L’athlète paralympique Brenna Huckaby ne se contente pas de concourir : elle remet en question la définition même des possibilités athlétiques. Après avoir perdu sa jambe à cause d’un cancer à l’âge de 14 ans, elle a trouvé une nouvelle voie dans le snowboard, motivée par une détermination farouche à prouver que les limitations physiques ne dictent pas le potentiel humain. Aujourd’hui, à 29 ans, elle ne se bat pas seulement pour des médailles ; elle se bat pour l’inclusion, repoussant les limites d’un sport toujours aux prises avec l’accessibilité.

De la réhabilitation à la domination

Le voyage de Huckaby a commencé par un voyage parrainé par l’hôpital dans l’Utah, où elle a troqué la poutre de son passé de gymnastique contre les pistes. L’idée était simple : obliger les athlètes à affronter un défi plus grand que leur handicap, afin qu’ils puissent rentrer chez eux et conquérir la vie. Pour Huckaby, cela a fonctionné. Elle a amassé quatre médailles paralympiques (trois d’or, une de bronze) et cinq honneurs aux Championnats du monde. Son succès est d’autant plus remarquable qu’elle affronte up – contre des athlètes ayant plus d’avantages physiques.

Cette réalité a conduit à un moment charnière en 2022. Les Jeux Paralympiques ont tenté d’exclure les athlètes présentant des niveaux de handicap plus élevés en raison du faible nombre de participations. Huckaby a riposté, remportant une bataille juridique pour assurer sa place aux Jeux de Pékin et remportant finalement deux autres médailles. L’incident a mis en évidence une faille critique dans les sports adaptés : même au sein des Jeux paralympiques, certains athlètes sont toujours confrontés à des barrières systémiques.

Redéfinir la force : au-delà des prouesses physiques

Faire du snowboard avec une jambe prothétique n’est pas seulement une question de compétence ; il s’agit de repousser les limites de ce qui est possible. L’imprévisibilité et la difficulté accrue exigent une adaptation et une innovation constantes. Huckaby reconnaît que la technologie prothétique continue d’évoluer et que l’échec est une partie inévitable du progrès.

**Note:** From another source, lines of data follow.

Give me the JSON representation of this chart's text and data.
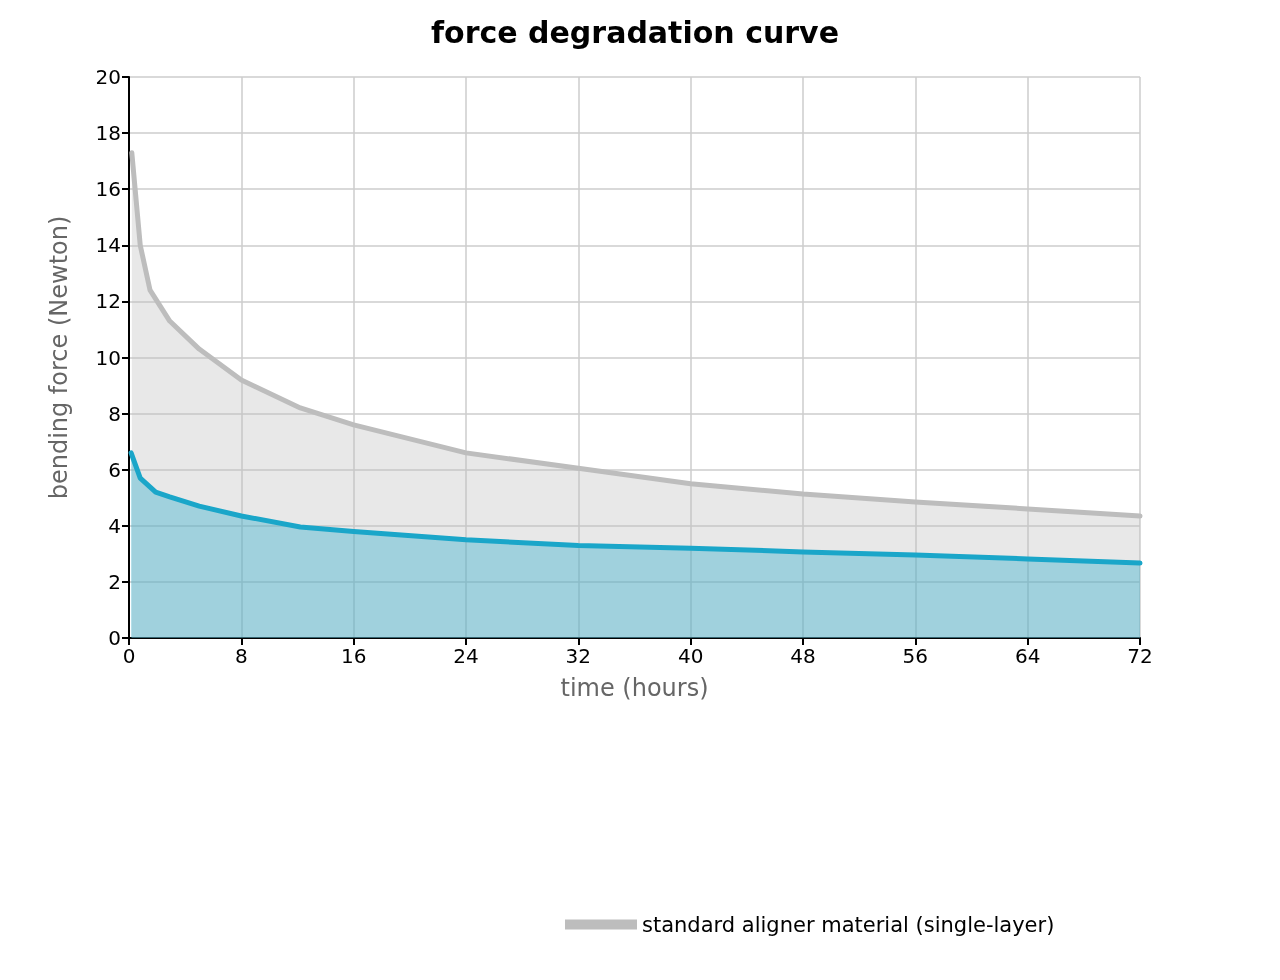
{
  "chart_data": {
    "type": "area",
    "title": "force degradation curve",
    "xlabel": "time (hours)",
    "ylabel": "bending force (Newton)",
    "xlim": [
      0,
      72
    ],
    "xticks": [
      0,
      8,
      16,
      24,
      32,
      40,
      48,
      56,
      64,
      72
    ],
    "ylim": [
      0,
      20
    ],
    "yticks": [
      0,
      2,
      4,
      6,
      8,
      10,
      12,
      14,
      16,
      18,
      20
    ],
    "grid": true,
    "legend": "bottom",
    "marker": "none",
    "series": [
      {
        "name": "standard aligner material (single-layer)",
        "color": "#bdbdbd",
        "x": [
          0.2,
          0.8,
          1.5,
          2.9,
          5,
          8,
          12.2,
          16,
          24,
          32,
          40,
          48,
          56,
          64,
          72
        ],
        "values": [
          17.3,
          14,
          12.4,
          11.3,
          10.3,
          9.2,
          8.2,
          7.6,
          6.6,
          6.05,
          5.5,
          5.13,
          4.85,
          4.6,
          4.35
        ]
      },
      {
        "color": "#1aa6c9",
        "x": [
          0.15,
          0.8,
          1.9,
          2.9,
          5,
          8,
          12.2,
          16,
          24,
          32,
          40,
          48,
          56,
          64,
          72
        ],
        "values": [
          6.6,
          5.7,
          5.2,
          5.03,
          4.7,
          4.35,
          3.96,
          3.8,
          3.5,
          3.3,
          3.2,
          3.07,
          2.96,
          2.82,
          2.67
        ]
      }
    ]
  }
}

Mais son histoire va au-delà de la réussite sportive. Elle souligne l’importance de la visibilité, exhortant les amateurs de sport à adopter les parasports. « Si vous êtes un fan de sport, une fois que vous serez initié aux parasports, vous serez également un fan de parasports », dit-elle.

Maternité et héritage

Cette année, Huckaby concourt avec ses filles, Lilah (9 ans) et Sloan (5 ans), à ses côtés. Elle considère leur présence comme vitale, non seulement pour l’unité familiale, mais aussi comme un exemple puissant. “Ils peuvent réellement voir ‘Oh, maman fait ça pour une raison’”, explique-t-elle.

Huckaby embrasse le désordre de la vie, rejetant le mythe de l’équilibre parfait. Elle pense qu’il n’y a pas d’approche unique, et ses filles qui la voient poursuivre ses rêves renforcent ce message. Elle est également un modèle visible au-delà des pistes, ayant brisé les barrières en tant que première paralympienne vedette dans Sports Illustrated Swimsuit en 2018.

Posséder l’identité, accepter l’imperfection

Le parcours de Huckaby a été celui d’une acceptation radicale de soi. Elle se souvient d’une époque où la force signifiait faire ses preuves contre son handicap, repousser les signaux de douleur et éviter la vulnérabilité. Elle comprend désormais que la vraie force réside dans le fait de posséder qui l’on est, de demander de l’aide et d’être simplement soi-même.

Elle rejette également la pression de se conformer à des normes de beauté irréalistes, considérant le vieillissement comme un élément naturel de la vie. «Je veux vieillir», affirme-t-elle. “Je veux avoir l’air de mon âge… parce que je suis entouré de gens qui m’aiment et qui ne se soucient pas de mon apparence.”

La longévité, pour Huckaby, ce n’est pas inverser le temps mais être présent auprès de ses proches.

Aux Jeux paralympiques, son objectif est de gagner, mais plus important encore, de vivre une vie qu’elle n’aurait pas pu imaginer autrefois. “Quelle chance ai-je d’avoir pu vivre ce nouveau chapitre… même si c’était putain de dur ?” elle réfléchit. Ce n’est pas seulement une compétition ; c’est un témoignage de résilience, de visibilité et du refus de laisser les limites définir les possibilités.